Ok so…I figure I’ve taken enough of a vacation from my writing. The month of October was sickening and strange. I didn’t think I’d have to submit an obit or sit in a pew at my mother’s memorial service for at least another few months maybe. Never, I had hoped, since I was a little girl. I tried to meditate one night when I was maybe 7 and all I could think about was how horrible it’d be when my parents die. I don’t think I slept at all that night and I never did meditate again. You never think about these things until they happen. And then you have to do things like make funeral arrangements and shop for a black dress that you wish you could wear someplace else.
I’m kind of handling things much better than I had anticipated. When I thought about it happening, I thought I might fall on the floor and maybe faint. Maybe I’d sink into a depression and maybe I’d rip at my clothes and want to cut my hair off with some dull blade. You seriously think strange things like this. But no. I did not do any of those things. I was still able to laugh at things and cheer people up. I was able to organize my thoughts and take care of business and cook. I guess my rational side sort of stepped it up. Not to say I didn’t cry my guts out or that I don’t still break down. But I feel like I need to honor my mom by doing what she would want me to do: be strong. And besides that, I feel her around me which I realize sounds corny and super cliché, but it’s the dang old truth.

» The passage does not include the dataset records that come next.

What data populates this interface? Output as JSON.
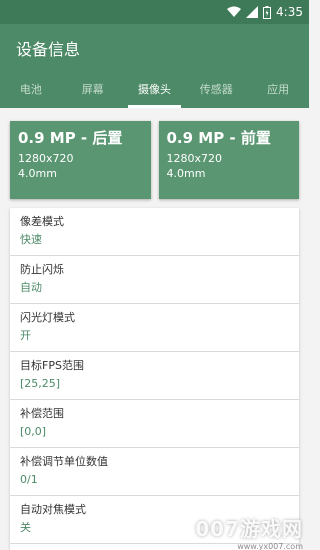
{
  "status": {
    "time": "4:35"
  },
  "appbar": {
    "title": "设备信息"
  },
  "tabs": [
    {
      "label": "电池"
    },
    {
      "label": "屏幕"
    },
    {
      "label": "摄像头"
    },
    {
      "label": "传感器"
    },
    {
      "label": "应用"
    }
  ],
  "cameras": [
    {
      "title": "0.9 MP - 后置",
      "resolution": "1280x720",
      "focal": "4.0mm"
    },
    {
      "title": "0.9 MP - 前置",
      "resolution": "1280x720",
      "focal": "4.0mm"
    }
  ],
  "properties": [
    {
      "label": "像差模式",
      "value": "快速"
    },
    {
      "label": "防止闪烁",
      "value": "自动"
    },
    {
      "label": "闪光灯模式",
      "value": "开"
    },
    {
      "label": "目标FPS范围",
      "value": "[25,25]"
    },
    {
      "label": "补偿范围",
      "value": "[0,0]"
    },
    {
      "label": "补偿调节单位数值",
      "value": "0/1"
    },
    {
      "label": "自动对焦模式",
      "value": "关"
    }
  ],
  "watermark": {
    "text": "007游戏网",
    "sub": "www.yx007.com"
  },
  "colors": {
    "primary": "#4d8a67",
    "statusbar": "#3f7a58",
    "card": "#5a9672"
  }
}
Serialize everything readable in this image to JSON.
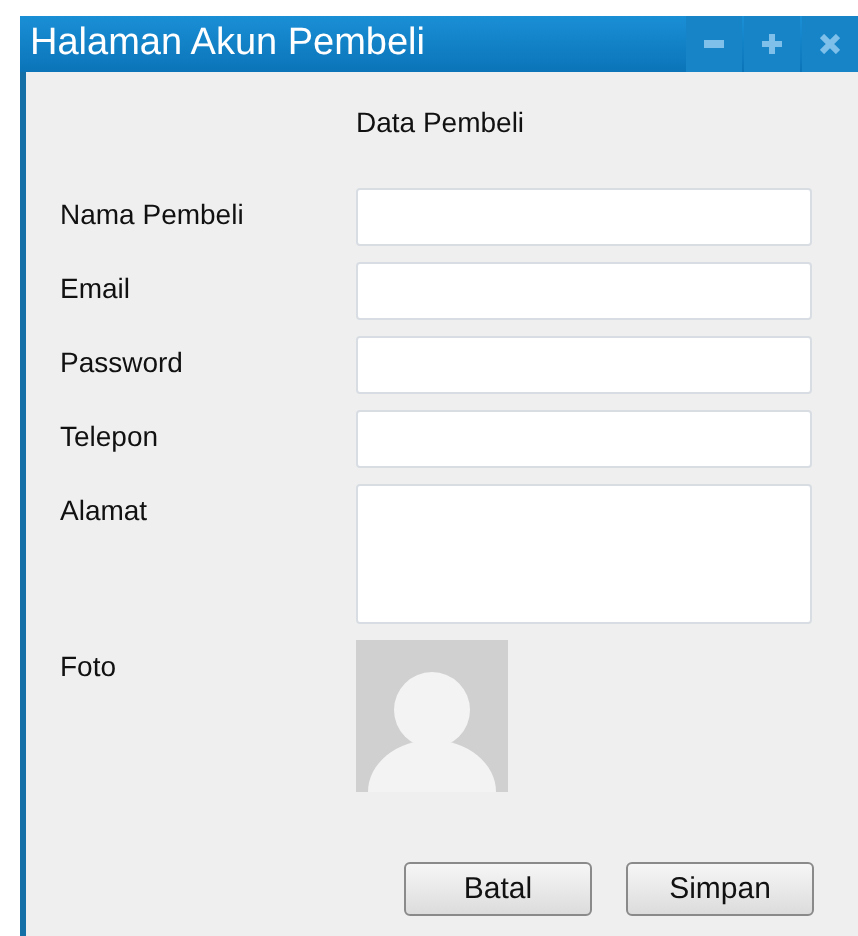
{
  "window": {
    "title": "Halaman Akun Pembeli"
  },
  "heading": "Data Pembeli",
  "fields": [
    {
      "label": "Nama Pembeli",
      "kind": "text"
    },
    {
      "label": "Email",
      "kind": "text"
    },
    {
      "label": "Password",
      "kind": "text"
    },
    {
      "label": "Telepon",
      "kind": "text"
    },
    {
      "label": "Alamat",
      "kind": "textarea"
    }
  ],
  "photo": {
    "label": "Foto",
    "kind": "picture"
  },
  "buttons": [
    "Batal",
    "Simpan"
  ]
}
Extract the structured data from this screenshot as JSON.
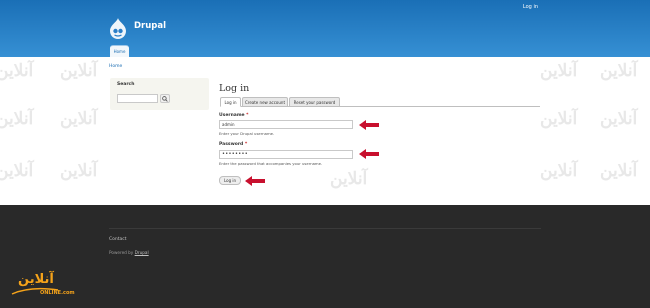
{
  "header": {
    "login_link": "Log in",
    "site_name": "Drupal",
    "nav_tab": "Home"
  },
  "breadcrumb": "Home",
  "sidebar": {
    "search_title": "Search",
    "search_input_value": ""
  },
  "main": {
    "title": "Log in",
    "tabs": [
      {
        "label": "Log in",
        "active": true
      },
      {
        "label": "Create new account",
        "active": false
      },
      {
        "label": "Reset your password",
        "active": false
      }
    ],
    "username": {
      "label": "Username",
      "required_mark": "*",
      "value": "admin",
      "description": "Enter your Drupal username."
    },
    "password": {
      "label": "Password",
      "required_mark": "*",
      "value": "••••••••",
      "description": "Enter the password that accompanies your username."
    },
    "submit_label": "Log in"
  },
  "footer": {
    "contact": "Contact",
    "powered_prefix": "Powered by",
    "powered_link": "Drupal"
  },
  "watermark": {
    "brand_text": "آنلاین",
    "brand_sub": "ONLINE.com"
  },
  "colors": {
    "header_blue": "#2b7fc8",
    "footer_dark": "#292929",
    "arrow_red": "#c8102e",
    "brand_orange": "#f5a31a"
  }
}
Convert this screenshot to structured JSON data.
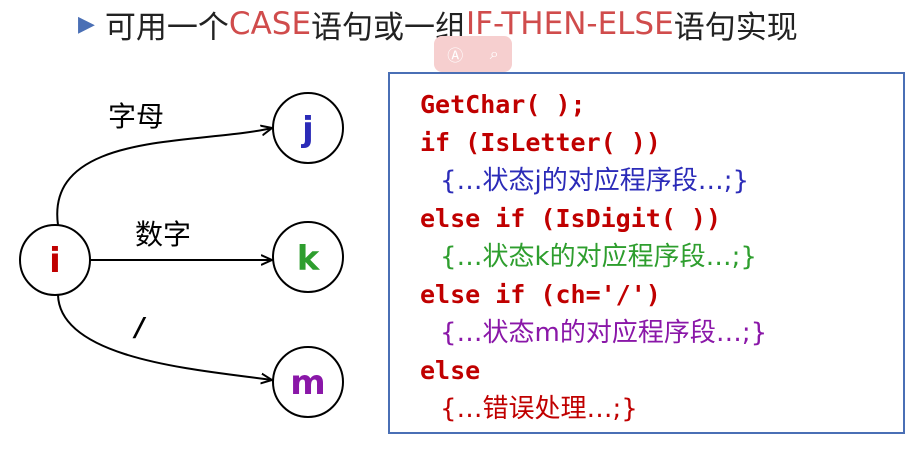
{
  "title": {
    "prefix": "可用一个",
    "case": "CASE",
    "mid": "语句或一组",
    "ifthen": "IF-THEN-ELSE",
    "suffix": "语句实现"
  },
  "diagram": {
    "nodes": {
      "i": "i",
      "j": "j",
      "k": "k",
      "m": "m"
    },
    "edges": {
      "letter": "字母",
      "digit": "数字",
      "slash": "/"
    },
    "colors": {
      "i": "#c00000",
      "j": "#2b2bb8",
      "k": "#2e9e2e",
      "m": "#8a17a8"
    }
  },
  "code": {
    "line1": "GetChar( );",
    "line2": "if (IsLetter( ))",
    "line3": "{…状态j的对应程序段…;}",
    "line4": "else if (IsDigit( ))",
    "line5": "{…状态k的对应程序段…;}",
    "line6": "else if (ch='/')",
    "line7": "{…状态m的对应程序段…;}",
    "line8": "else",
    "line9": "{…错误处理…;}",
    "colors": {
      "keyword": "#c00000",
      "j": "#2b2bb8",
      "k": "#2e9e2e",
      "m": "#8a17a8",
      "err": "#c00000"
    }
  }
}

And so, I’ve decided to pick up the writing which sort of makes me happy and complete and less loserly.
And besides, I need a creative outlet. A low-brow means of communicating the raunchy and crappy things I see or (unfortunately) experience. For example. Today as I was walking down Bush Street, this crazy cat lady passed me by with a veritable stroller full of cat with ribbons and bells ‘round their necks and she actually said, “Fuck you” right in my face. I was way too amused to be mad. Cat people are a crazy ass lot. I love Mr. Kiki Jones with all my heart, but I do not think this love is unhealthy.

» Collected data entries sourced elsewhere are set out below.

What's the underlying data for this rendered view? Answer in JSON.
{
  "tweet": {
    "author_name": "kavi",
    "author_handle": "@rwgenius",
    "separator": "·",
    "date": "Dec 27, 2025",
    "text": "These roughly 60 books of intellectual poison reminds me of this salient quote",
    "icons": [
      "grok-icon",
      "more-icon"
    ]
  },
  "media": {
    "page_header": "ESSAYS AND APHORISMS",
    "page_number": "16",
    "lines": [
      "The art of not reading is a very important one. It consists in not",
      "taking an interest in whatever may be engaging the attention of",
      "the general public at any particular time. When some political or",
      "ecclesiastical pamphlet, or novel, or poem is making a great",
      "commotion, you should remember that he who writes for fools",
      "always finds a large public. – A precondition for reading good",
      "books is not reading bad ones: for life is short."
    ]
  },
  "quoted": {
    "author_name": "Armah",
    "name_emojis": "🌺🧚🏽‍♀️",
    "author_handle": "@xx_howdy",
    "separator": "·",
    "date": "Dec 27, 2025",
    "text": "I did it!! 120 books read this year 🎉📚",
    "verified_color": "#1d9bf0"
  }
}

My best good pal Jim is a kitty foster mommy these days and I wish she’d rethink this since one of them almost literally killed her. I got to visit the bastard cat when she dragged me to some kitty adoption-a-thon they have at her local pet shop. It was much cuter than I had imagined and slightly less fierce. I guess one day the cat in question was acting kinda funny and smartly, Jim decided to try to pick her up to give her some love. The cat chomped down with all its might and Jimbo thought some antibacterial soap and some sweet TLC would nurse the nasty-ass wound back to health. No. It wasn’t until she got the sweats and her hand swelled to three times the size of a normal human hand and two red streaks of infection made a run for her heart that she deemed it worth a visit to the ER. They wanted to keep her overnight but she refused. She is rugged.
I am not so much. I feel broken sometimes. I burned the roof of my mouth chomping on a hot garlic brussel sprout and I guess it was worse than I thought because a piece of my palate actually fell off. As in…it shed. As in, that is so damn gross but I just had to tell that story real quick. Do things like that happen? Do pieces just fall off sometimes? Because if so, I need to be prepared. I am no leper so far as I know and I plan on retaining all my necessary body parts. We already know the mind is not safe.